By Ron Rauch, CPA
Homer Simpson once famously said, “Three little sentences will get you through life. Number one: ‘Cover for me!’ Number two: ‘Oh, good idea, Boss!’ Number three: ‘It was like that when I got here’.” It’s worth noting, however, that Homer often cited number three when he was caught by Marge in some mess of his own making!
Buyer Due Diligence
Not surprisingly, “it was like that when I got here” is also sometimes heard in the world of business transition.
When a buyer’s due diligence identifies deep, sometimes hidden issues, such as issues that affect employee morale or customer dissatisfaction, the seller may be faced with the unwanted reality of needing to sell their business for less than they hoped. Buy-side due diligence is designed to find problems that sellers may not appreciate as significant, but which buyers can use as negotiation points.
Even in situations where business control is being transitioned from one generation to the next, the younger generation may not understand the nuances of key vendor relationships, or how the Company navigates regulatory issues. Owners can unwittingly saddle successors with issues that should have been dealt with earlier.
Using Due Diligence to Expose Hidden Issues
Certainly, it may be possible to overcome these issues, at least partially, with an orderly over-lap in the transition of management. That said, not all sellers want to stay involved after their business is sold. In these instances, the buyer is left with the grim reality of a negative situation where all she can say is, “It was like that when I got here.”
While due diligence cannot uncover all issues – positive or negative – buyers want to know that due diligence procedures took place. These procedures should include a comprehensive review of the business’ value drivers.
Value Drivers are the operating characteristics that underlie every business and form a crucial part of what gets transitioned from seller to buyer. Buyers can use this information to their advantage in negotiating the terms of the deal, as well as in prioritizing future plans for growth.
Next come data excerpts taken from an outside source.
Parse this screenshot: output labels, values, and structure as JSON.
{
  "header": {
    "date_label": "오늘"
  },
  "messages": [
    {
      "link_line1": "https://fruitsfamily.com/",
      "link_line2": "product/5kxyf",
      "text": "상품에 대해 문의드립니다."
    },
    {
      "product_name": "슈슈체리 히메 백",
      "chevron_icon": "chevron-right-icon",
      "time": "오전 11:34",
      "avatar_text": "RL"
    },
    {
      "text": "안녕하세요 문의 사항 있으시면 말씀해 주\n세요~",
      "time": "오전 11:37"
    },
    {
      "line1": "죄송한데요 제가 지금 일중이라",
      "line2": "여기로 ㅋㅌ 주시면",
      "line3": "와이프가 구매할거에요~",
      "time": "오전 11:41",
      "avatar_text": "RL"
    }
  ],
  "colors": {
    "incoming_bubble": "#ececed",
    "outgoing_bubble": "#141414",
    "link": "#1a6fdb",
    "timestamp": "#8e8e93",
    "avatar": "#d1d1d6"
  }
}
Learn more about the drivers in the video below:
How Due Diligence Benefits the Seller
The flip side of this issue, of course, involves the seller. Sellers often have both the best and worst views of their business. Founders, especially, can have difficulty viewing their business objectively.
Typically, a founder builds their business with themselves at the helm. While this means that a founder can navigate almost any circumstance, it does not mean their business is well tuned, or that someone could step into their role without missing a beat.
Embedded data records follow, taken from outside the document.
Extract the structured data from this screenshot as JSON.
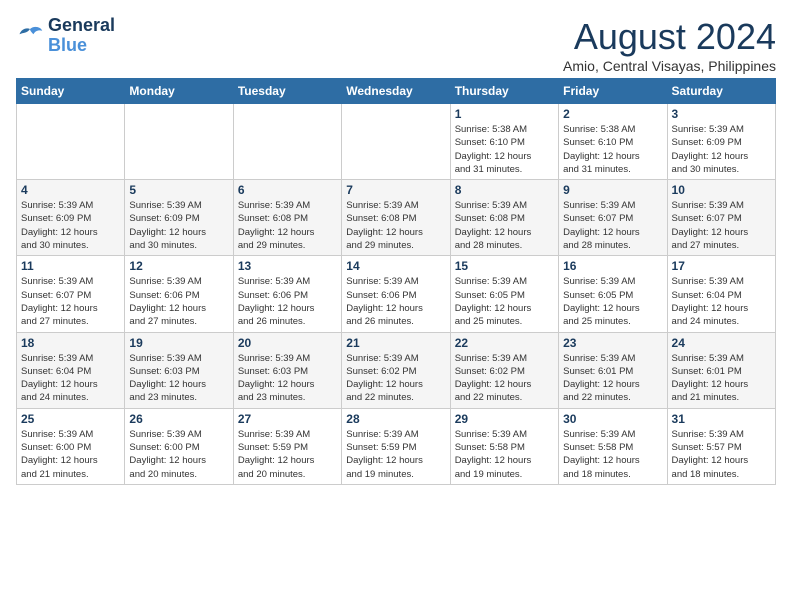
{
  "logo": {
    "line1": "General",
    "line2": "Blue"
  },
  "title": "August 2024",
  "subtitle": "Amio, Central Visayas, Philippines",
  "weekdays": [
    "Sunday",
    "Monday",
    "Tuesday",
    "Wednesday",
    "Thursday",
    "Friday",
    "Saturday"
  ],
  "weeks": [
    [
      {
        "day": "",
        "info": ""
      },
      {
        "day": "",
        "info": ""
      },
      {
        "day": "",
        "info": ""
      },
      {
        "day": "",
        "info": ""
      },
      {
        "day": "1",
        "info": "Sunrise: 5:38 AM\nSunset: 6:10 PM\nDaylight: 12 hours\nand 31 minutes."
      },
      {
        "day": "2",
        "info": "Sunrise: 5:38 AM\nSunset: 6:10 PM\nDaylight: 12 hours\nand 31 minutes."
      },
      {
        "day": "3",
        "info": "Sunrise: 5:39 AM\nSunset: 6:09 PM\nDaylight: 12 hours\nand 30 minutes."
      }
    ],
    [
      {
        "day": "4",
        "info": "Sunrise: 5:39 AM\nSunset: 6:09 PM\nDaylight: 12 hours\nand 30 minutes."
      },
      {
        "day": "5",
        "info": "Sunrise: 5:39 AM\nSunset: 6:09 PM\nDaylight: 12 hours\nand 30 minutes."
      },
      {
        "day": "6",
        "info": "Sunrise: 5:39 AM\nSunset: 6:08 PM\nDaylight: 12 hours\nand 29 minutes."
      },
      {
        "day": "7",
        "info": "Sunrise: 5:39 AM\nSunset: 6:08 PM\nDaylight: 12 hours\nand 29 minutes."
      },
      {
        "day": "8",
        "info": "Sunrise: 5:39 AM\nSunset: 6:08 PM\nDaylight: 12 hours\nand 28 minutes."
      },
      {
        "day": "9",
        "info": "Sunrise: 5:39 AM\nSunset: 6:07 PM\nDaylight: 12 hours\nand 28 minutes."
      },
      {
        "day": "10",
        "info": "Sunrise: 5:39 AM\nSunset: 6:07 PM\nDaylight: 12 hours\nand 27 minutes."
      }
    ],
    [
      {
        "day": "11",
        "info": "Sunrise: 5:39 AM\nSunset: 6:07 PM\nDaylight: 12 hours\nand 27 minutes."
      },
      {
        "day": "12",
        "info": "Sunrise: 5:39 AM\nSunset: 6:06 PM\nDaylight: 12 hours\nand 27 minutes."
      },
      {
        "day": "13",
        "info": "Sunrise: 5:39 AM\nSunset: 6:06 PM\nDaylight: 12 hours\nand 26 minutes."
      },
      {
        "day": "14",
        "info": "Sunrise: 5:39 AM\nSunset: 6:06 PM\nDaylight: 12 hours\nand 26 minutes."
      },
      {
        "day": "15",
        "info": "Sunrise: 5:39 AM\nSunset: 6:05 PM\nDaylight: 12 hours\nand 25 minutes."
      },
      {
        "day": "16",
        "info": "Sunrise: 5:39 AM\nSunset: 6:05 PM\nDaylight: 12 hours\nand 25 minutes."
      },
      {
        "day": "17",
        "info": "Sunrise: 5:39 AM\nSunset: 6:04 PM\nDaylight: 12 hours\nand 24 minutes."
      }
    ],
    [
      {
        "day": "18",
        "info": "Sunrise: 5:39 AM\nSunset: 6:04 PM\nDaylight: 12 hours\nand 24 minutes."
      },
      {
        "day": "19",
        "info": "Sunrise: 5:39 AM\nSunset: 6:03 PM\nDaylight: 12 hours\nand 23 minutes."
      },
      {
        "day": "20",
        "info": "Sunrise: 5:39 AM\nSunset: 6:03 PM\nDaylight: 12 hours\nand 23 minutes."
      },
      {
        "day": "21",
        "info": "Sunrise: 5:39 AM\nSunset: 6:02 PM\nDaylight: 12 hours\nand 22 minutes."
      },
      {
        "day": "22",
        "info": "Sunrise: 5:39 AM\nSunset: 6:02 PM\nDaylight: 12 hours\nand 22 minutes."
      },
      {
        "day": "23",
        "info": "Sunrise: 5:39 AM\nSunset: 6:01 PM\nDaylight: 12 hours\nand 22 minutes."
      },
      {
        "day": "24",
        "info": "Sunrise: 5:39 AM\nSunset: 6:01 PM\nDaylight: 12 hours\nand 21 minutes."
      }
    ],
    [
      {
        "day": "25",
        "info": "Sunrise: 5:39 AM\nSunset: 6:00 PM\nDaylight: 12 hours\nand 21 minutes."
      },
      {
        "day": "26",
        "info": "Sunrise: 5:39 AM\nSunset: 6:00 PM\nDaylight: 12 hours\nand 20 minutes."
      },
      {
        "day": "27",
        "info": "Sunrise: 5:39 AM\nSunset: 5:59 PM\nDaylight: 12 hours\nand 20 minutes."
      },
      {
        "day": "28",
        "info": "Sunrise: 5:39 AM\nSunset: 5:59 PM\nDaylight: 12 hours\nand 19 minutes."
      },
      {
        "day": "29",
        "info": "Sunrise: 5:39 AM\nSunset: 5:58 PM\nDaylight: 12 hours\nand 19 minutes."
      },
      {
        "day": "30",
        "info": "Sunrise: 5:39 AM\nSunset: 5:58 PM\nDaylight: 12 hours\nand 18 minutes."
      },
      {
        "day": "31",
        "info": "Sunrise: 5:39 AM\nSunset: 5:57 PM\nDaylight: 12 hours\nand 18 minutes."
      }
    ]
  ]
}
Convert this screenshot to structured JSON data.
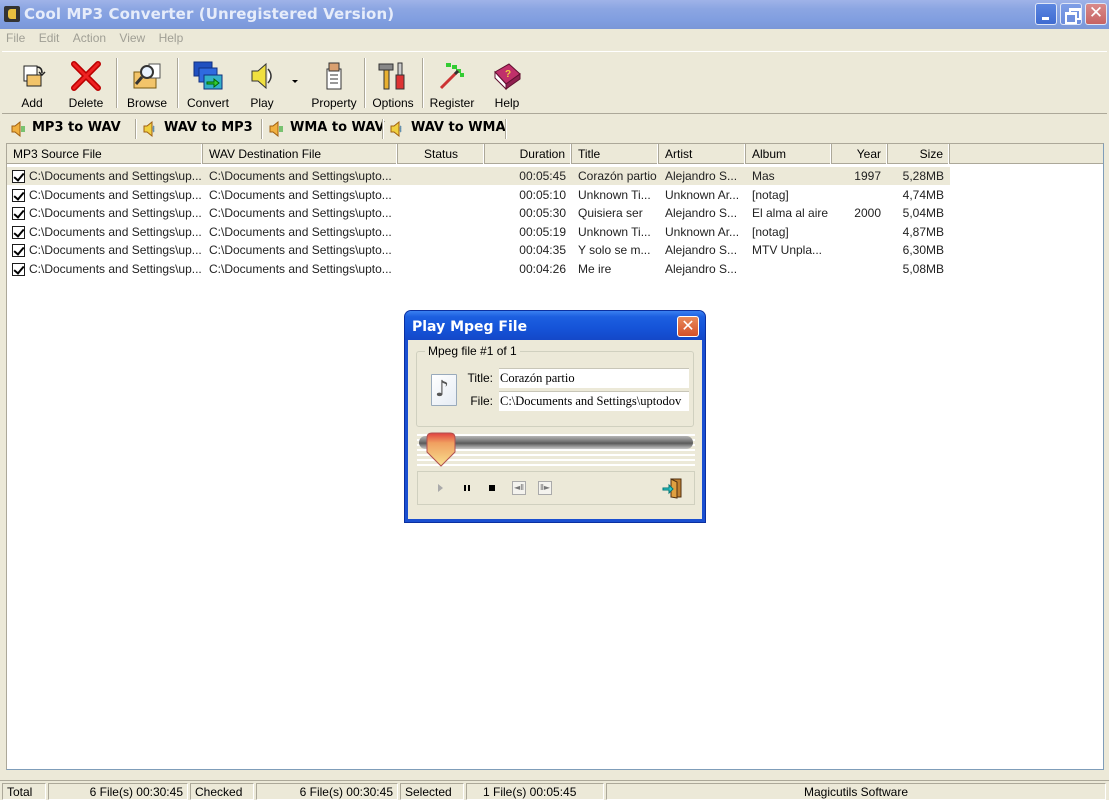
{
  "window": {
    "title": "Cool MP3 Converter (Unregistered Version)",
    "controls": {
      "minimize": "minimize",
      "restore": "restore",
      "close": "✕"
    }
  },
  "menu": [
    "File",
    "Edit",
    "Action",
    "View",
    "Help"
  ],
  "toolbar": {
    "add": "Add",
    "delete": "Delete",
    "browse": "Browse",
    "convert": "Convert",
    "play": "Play",
    "property": "Property",
    "options": "Options",
    "register": "Register",
    "help": "Help"
  },
  "tabs": [
    {
      "label": "MP3 to WAV",
      "active": true
    },
    {
      "label": "WAV to MP3",
      "active": false
    },
    {
      "label": "WMA to WAV",
      "active": false
    },
    {
      "label": "WAV to WMA",
      "active": false
    }
  ],
  "list": {
    "columns": [
      "MP3 Source File",
      "WAV Destination File",
      "Status",
      "Duration",
      "Title",
      "Artist",
      "Album",
      "Year",
      "Size"
    ],
    "rows": [
      {
        "checked": true,
        "source": "C:\\Documents and Settings\\up...",
        "dest": "C:\\Documents and Settings\\upto...",
        "status": "",
        "duration": "00:05:45",
        "title": "Corazón partio",
        "artist": "Alejandro S...",
        "album": "Mas",
        "year": "1997",
        "size": "5,28MB",
        "selected": true
      },
      {
        "checked": true,
        "source": "C:\\Documents and Settings\\up...",
        "dest": "C:\\Documents and Settings\\upto...",
        "status": "",
        "duration": "00:05:10",
        "title": "Unknown Ti...",
        "artist": "Unknown Ar...",
        "album": "[notag]",
        "year": "",
        "size": "4,74MB",
        "selected": false
      },
      {
        "checked": true,
        "source": "C:\\Documents and Settings\\up...",
        "dest": "C:\\Documents and Settings\\upto...",
        "status": "",
        "duration": "00:05:30",
        "title": "Quisiera ser",
        "artist": "Alejandro S...",
        "album": "El alma al aire",
        "year": "2000",
        "size": "5,04MB",
        "selected": false
      },
      {
        "checked": true,
        "source": "C:\\Documents and Settings\\up...",
        "dest": "C:\\Documents and Settings\\upto...",
        "status": "",
        "duration": "00:05:19",
        "title": "Unknown Ti...",
        "artist": "Unknown Ar...",
        "album": "[notag]",
        "year": "",
        "size": "4,87MB",
        "selected": false
      },
      {
        "checked": true,
        "source": "C:\\Documents and Settings\\up...",
        "dest": "C:\\Documents and Settings\\upto...",
        "status": "",
        "duration": "00:04:35",
        "title": "Y solo se m...",
        "artist": "Alejandro S...",
        "album": "MTV Unpla...",
        "year": "",
        "size": "6,30MB",
        "selected": false
      },
      {
        "checked": true,
        "source": "C:\\Documents and Settings\\up...",
        "dest": "C:\\Documents and Settings\\upto...",
        "status": "",
        "duration": "00:04:26",
        "title": "Me ire",
        "artist": "Alejandro S...",
        "album": "",
        "year": "",
        "size": "5,08MB",
        "selected": false
      }
    ]
  },
  "dialog": {
    "title": "Play Mpeg File",
    "close": "✕",
    "group_label": "Mpeg file #1 of 1",
    "title_label": "Title:",
    "title_value": "Corazón partio",
    "file_label": "File:",
    "file_value": "C:\\Documents and Settings\\uptodov",
    "seek_position": 0.0,
    "buttons": {
      "prev": "◄Ⅱ",
      "next": "Ⅱ►"
    }
  },
  "statusbar": {
    "total_label": "Total",
    "total_value": "6 File(s)   00:30:45",
    "checked_label": "Checked",
    "checked_value": "6 File(s)   00:30:45",
    "selected_label": "Selected",
    "selected_value": "1 File(s)   00:05:45",
    "company": "Magicutils Software"
  },
  "colors": {
    "titlebar": "#8ca6e2",
    "dialog_titlebar": "#1553d8",
    "face": "#ece9d8",
    "selected_row": "#ece9d8"
  }
}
To combat the above situation, it’s best to run your business as though it’s always ready to be sold – even if you are not planning to sell it. Here’s an analogy that shows why this is a smart approach: My house is not for sale, but I aspire to keep it in a condition that would provoke a would-be buyer to offer an unsolicited price that I could not refuse. Why not run a business that way?
Operating a business that is well-tuned is much like driving a fine car. Or living in a beautifully maintained home. Its condition allows you to know how it will operate and allows you to assure potential buyers of its worth.
It makes sense that a seller can become exhausted from years of building a business. They may feel that they do not have the energy to tune up the business before a transition – even though they may be leaving good money on the table.
However, those who have the time and the willingness to view their business objectively, and make improvements, can maximize the financial return. They also benefit from walking away from their sale knowing they’ve provided the buyer with a sound purchase.
Due Diligence in Action
I was once accompanying a client on a tour of his new business. On the tour, I noticed that the plant was bustling with activity – employees would smile and say ‘hello’ as we walked by. It was already 15 minutes past quitting time, but the employees were still working. The owner said that the employees wanted to meet the goals for the day and were willing to put in the extra effort to do so.
The client was feeling satisfied: the purchase was complete, and the transition had gone smoothly after a good negotiation and thorough due diligence process. I asked the owner what changes he had made since taking over the business. He replied, “Not much, it was like that when I got here.”